According to The Huffington Post,
which obtained a copy of the draft language, Republicans are likely
to approve the package on Thursday when the 113th Congress
starts.
The language authorizes the House legal
team, known as the Bipartisan Legal Advisory Group (BLAG), to
continue defending the Defense of Marriage Act (DOMA) in court. DOMA
is the 1996 law which forbids federal agencies from recognizing the
legal marriages of gay and lesbian couples.
The House is defending the law in at
least 12 cases, including Windsor v. United States, which the
Supreme Court will hear in the spring.
“[T]he Bipartisan Legal Advisory
Group continues to speak for, and articulate the institutional
position of the House in all litigation in which it appears,
including in Windsor v. United States,” the
document states.
A spokesman for House Minority Leader
Nancy Pelosi on Thursday criticized the move.

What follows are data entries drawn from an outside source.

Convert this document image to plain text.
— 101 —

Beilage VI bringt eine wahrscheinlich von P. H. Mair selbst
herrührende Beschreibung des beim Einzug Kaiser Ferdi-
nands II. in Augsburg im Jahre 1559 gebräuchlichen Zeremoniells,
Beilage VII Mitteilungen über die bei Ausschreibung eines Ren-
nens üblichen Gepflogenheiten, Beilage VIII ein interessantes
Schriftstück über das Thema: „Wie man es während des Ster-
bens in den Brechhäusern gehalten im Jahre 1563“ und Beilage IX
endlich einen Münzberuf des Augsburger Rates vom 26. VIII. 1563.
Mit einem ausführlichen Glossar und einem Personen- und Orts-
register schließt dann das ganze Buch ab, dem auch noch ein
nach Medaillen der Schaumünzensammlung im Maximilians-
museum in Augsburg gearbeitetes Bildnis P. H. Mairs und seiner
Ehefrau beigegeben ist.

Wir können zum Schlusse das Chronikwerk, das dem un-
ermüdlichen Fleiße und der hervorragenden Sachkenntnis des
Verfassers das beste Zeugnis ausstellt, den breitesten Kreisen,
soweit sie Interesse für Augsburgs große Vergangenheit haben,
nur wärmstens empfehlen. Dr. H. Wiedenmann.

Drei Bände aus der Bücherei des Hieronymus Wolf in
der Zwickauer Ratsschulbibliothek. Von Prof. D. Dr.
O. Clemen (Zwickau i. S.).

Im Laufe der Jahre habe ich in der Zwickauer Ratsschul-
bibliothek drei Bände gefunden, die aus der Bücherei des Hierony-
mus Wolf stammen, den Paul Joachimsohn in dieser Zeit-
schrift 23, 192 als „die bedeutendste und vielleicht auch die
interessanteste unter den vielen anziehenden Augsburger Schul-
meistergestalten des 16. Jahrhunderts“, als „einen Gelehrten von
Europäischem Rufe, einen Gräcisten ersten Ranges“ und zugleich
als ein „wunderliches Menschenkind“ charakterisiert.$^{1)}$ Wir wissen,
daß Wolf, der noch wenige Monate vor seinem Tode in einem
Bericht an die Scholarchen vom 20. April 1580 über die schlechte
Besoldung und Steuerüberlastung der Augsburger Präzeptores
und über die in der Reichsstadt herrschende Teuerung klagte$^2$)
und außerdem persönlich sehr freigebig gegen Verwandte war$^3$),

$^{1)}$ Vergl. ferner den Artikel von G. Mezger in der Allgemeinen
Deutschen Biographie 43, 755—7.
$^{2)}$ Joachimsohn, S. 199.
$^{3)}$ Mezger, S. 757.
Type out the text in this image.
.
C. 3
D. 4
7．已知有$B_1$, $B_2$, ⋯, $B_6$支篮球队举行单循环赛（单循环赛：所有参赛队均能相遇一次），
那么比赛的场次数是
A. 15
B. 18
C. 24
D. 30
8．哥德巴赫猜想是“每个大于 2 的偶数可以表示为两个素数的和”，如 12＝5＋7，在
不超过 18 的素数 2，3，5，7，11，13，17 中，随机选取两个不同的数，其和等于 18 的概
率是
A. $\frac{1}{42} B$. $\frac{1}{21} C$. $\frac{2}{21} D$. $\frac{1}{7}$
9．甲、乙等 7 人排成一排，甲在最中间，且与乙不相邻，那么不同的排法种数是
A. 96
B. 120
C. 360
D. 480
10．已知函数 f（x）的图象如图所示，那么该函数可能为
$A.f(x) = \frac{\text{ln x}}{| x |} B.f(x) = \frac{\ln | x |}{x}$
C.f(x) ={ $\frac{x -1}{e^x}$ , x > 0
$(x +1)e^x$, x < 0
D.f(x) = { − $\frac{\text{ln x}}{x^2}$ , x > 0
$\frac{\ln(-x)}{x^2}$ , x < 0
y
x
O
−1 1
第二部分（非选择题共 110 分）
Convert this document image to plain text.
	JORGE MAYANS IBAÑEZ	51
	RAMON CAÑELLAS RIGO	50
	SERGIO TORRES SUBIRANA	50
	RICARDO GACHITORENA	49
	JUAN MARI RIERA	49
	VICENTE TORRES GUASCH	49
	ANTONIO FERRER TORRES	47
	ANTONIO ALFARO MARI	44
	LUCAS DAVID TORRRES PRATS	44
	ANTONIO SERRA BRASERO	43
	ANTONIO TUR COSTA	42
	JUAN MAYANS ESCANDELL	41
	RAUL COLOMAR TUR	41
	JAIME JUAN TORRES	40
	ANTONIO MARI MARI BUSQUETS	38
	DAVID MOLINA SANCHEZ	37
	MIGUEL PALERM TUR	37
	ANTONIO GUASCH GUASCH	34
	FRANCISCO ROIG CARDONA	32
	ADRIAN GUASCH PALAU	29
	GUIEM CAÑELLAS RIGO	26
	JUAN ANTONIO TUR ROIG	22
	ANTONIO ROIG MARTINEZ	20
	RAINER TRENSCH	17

“Today, House Republicans will send a
clear message to LGBT families: their fiscal responsibility mantra
does not extend to their efforts to stand firmly on the wrong side of
the future,” Drew Hammill told The Huffington Post.
“As House Democrats have time and
time again made clear, the BLAG does not speak for all Members of the
House of Representatives and we will continue to oppose this wasteful
use of taxpayer funds to defend DOMA.”
House Republicans have authorized $2
million to defend the law.
Marc Solomon, national campaign
director of Freedom to Marry, the nation's largest advocate for
marriage equality, called the move “disheartening.”
“It's truly disheartening that, on a
day of new beginnings on Capitol Hill, the leadership of the House of
Representatives is advancing a measure, through its rules, to
continue spending taxpayer dollars on expensive lawyers to defend the
so-called Defense of Marriage Act in court,” Solomon said in a
statement. “This law has been struck down as unconstitutional 10
times, with support from judges appointed by Presidents Nixon,
Reagan, and both Bushes. It's past time for the Republican
leadership to listen to their constituents, a majority of whom
support the freedom to marry, and stop wasting precious resources in
an effort to treat fellow Americans as second-class citizens."